Yes, this is the same Virginia team that needed overtime to beat Idaho and lost to Southern Miss. The difference against Georgia Tech, in large part, was the preparation. There’s no question Virginia’s bye week absolutely was a factor in the win. Georgia Tech dropped to 5-9 against FBS opponents who have had more than a week to prepare for coach Paul Johnson’s spread option offense.
“I don’t know if we get this outcome without the bye week,” said cornerback Chase Minnifield, who said he watched every one of the Jackets’ games from start to finish, plus their game last year, and brought additional DVDs back to his apartment, just to pass the time. “I don’t think we saw nothing that was new out there.”
Except for maybe a scoreless first quarter for the Jackets for the first time this season, and a season-low 296 yards. This was the nation’s No. 4 rushing offense, and No. 4 total offense.
And Virginia was ready for it.
“We watched film like crazy on them,” said defensive end Matt Conrath. “I had a lot of time to watch a lot of film.”
In addition to the bye week, Virginia also had some help in practice. On Thursday, the offensive scout team ran 86 plays against the first-team defense. All hustle, no breaks for 15 players. The quarterback, senior Jacob Hodges, volunteered for the job, having run the same offense at his high school. A former team manager, Hodges joined the team last year as the holder. He gave the defense all it needed to see.
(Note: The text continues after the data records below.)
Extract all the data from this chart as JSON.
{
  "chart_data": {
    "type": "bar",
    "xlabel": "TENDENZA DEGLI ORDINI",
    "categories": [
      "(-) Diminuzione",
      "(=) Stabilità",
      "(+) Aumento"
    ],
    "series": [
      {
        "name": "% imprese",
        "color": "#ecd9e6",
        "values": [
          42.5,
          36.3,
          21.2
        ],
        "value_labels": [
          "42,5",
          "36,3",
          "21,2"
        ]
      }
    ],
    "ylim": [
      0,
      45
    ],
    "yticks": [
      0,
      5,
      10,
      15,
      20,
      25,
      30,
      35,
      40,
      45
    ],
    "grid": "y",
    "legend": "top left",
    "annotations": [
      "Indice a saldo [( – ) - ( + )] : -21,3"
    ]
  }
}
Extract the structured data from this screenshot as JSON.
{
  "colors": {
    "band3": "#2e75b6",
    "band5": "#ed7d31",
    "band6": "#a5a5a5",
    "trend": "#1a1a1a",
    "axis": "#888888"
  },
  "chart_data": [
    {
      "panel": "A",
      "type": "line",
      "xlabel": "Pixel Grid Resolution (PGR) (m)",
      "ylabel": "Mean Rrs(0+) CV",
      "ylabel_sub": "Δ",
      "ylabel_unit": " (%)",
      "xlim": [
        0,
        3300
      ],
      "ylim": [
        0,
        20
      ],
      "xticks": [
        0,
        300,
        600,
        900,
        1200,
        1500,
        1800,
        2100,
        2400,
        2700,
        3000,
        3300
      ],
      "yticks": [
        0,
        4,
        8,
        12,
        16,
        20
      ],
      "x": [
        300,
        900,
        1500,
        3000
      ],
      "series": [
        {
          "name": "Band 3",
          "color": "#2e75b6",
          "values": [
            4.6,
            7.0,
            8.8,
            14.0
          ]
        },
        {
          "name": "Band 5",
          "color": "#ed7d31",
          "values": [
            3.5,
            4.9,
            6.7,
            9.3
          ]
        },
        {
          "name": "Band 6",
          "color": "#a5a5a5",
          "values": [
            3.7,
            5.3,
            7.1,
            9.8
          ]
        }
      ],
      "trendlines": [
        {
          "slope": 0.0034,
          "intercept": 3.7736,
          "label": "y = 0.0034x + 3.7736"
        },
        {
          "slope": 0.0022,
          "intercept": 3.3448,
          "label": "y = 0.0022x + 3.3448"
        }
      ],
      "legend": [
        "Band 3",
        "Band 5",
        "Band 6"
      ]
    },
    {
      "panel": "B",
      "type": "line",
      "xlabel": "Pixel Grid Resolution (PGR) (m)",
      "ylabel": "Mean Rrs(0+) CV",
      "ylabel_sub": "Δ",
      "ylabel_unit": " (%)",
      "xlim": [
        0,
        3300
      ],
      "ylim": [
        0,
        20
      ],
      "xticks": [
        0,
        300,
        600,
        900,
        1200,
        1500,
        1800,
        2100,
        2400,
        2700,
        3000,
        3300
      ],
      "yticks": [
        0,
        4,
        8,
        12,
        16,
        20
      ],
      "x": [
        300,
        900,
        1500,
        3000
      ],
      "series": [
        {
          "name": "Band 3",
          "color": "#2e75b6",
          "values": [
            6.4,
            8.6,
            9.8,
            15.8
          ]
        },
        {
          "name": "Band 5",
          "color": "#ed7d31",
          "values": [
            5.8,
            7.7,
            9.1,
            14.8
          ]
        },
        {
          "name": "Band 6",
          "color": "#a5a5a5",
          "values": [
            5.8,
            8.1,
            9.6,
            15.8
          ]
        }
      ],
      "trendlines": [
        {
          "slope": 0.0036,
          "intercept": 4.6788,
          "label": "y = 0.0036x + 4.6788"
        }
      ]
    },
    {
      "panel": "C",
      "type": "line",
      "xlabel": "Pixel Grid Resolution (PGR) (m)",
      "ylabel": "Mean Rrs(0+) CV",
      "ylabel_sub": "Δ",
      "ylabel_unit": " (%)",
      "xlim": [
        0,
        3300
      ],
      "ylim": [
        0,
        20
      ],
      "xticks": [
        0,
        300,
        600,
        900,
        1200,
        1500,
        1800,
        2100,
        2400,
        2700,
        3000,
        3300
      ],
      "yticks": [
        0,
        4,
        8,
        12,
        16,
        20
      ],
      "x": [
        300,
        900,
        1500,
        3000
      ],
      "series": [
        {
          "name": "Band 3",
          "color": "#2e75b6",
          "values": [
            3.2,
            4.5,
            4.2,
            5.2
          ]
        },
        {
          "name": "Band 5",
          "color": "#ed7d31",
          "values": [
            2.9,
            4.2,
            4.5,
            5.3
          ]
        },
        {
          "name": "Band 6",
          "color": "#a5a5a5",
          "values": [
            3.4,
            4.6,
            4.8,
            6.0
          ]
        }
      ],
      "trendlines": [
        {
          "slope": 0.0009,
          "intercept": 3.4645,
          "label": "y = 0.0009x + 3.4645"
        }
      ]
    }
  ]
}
Hodges wasn’t the only one familiar with the offense.
During his time as head coach at Richmond (1995-2003), Virginia defensive coordinator Jim Reid took an offseason trip in 1999 to visit Paul Johnson at Georgia Southern and learn more about his offense. The following year, Richmond won a championship.
Did Reid’s familiarity help on Saturday?
“Of course,” he said. “We ran it for three, four, five years at different schools I was at.”
The 24 yards passing were the fewest against Virginia since 1979. The best defense Virginia played, though, was its sustained drives by the offense, which kept the Jackets off the field by running for a season-high 272 yards. UVa held onto the ball for the final six minutes, and the players on the bench erupted in celebrations as the clock expired.
It was the highest-ranked opponent Virginia had defeated since UVa beat No. 4 Florida State, 26-21, six years ago on the very same day. It was an important win for Virginia, but it was not groundbreaking. The Cavaliers beat then-No. 22 Miami 24-19 last year.
Last year, though, they weren’t able to build on it. London is hoping this win is different.
“We have to play like we’ve got a lot to prove and we do,” he said. “We haven’t done anything yet, but hopefully we’re moving in the right direction.”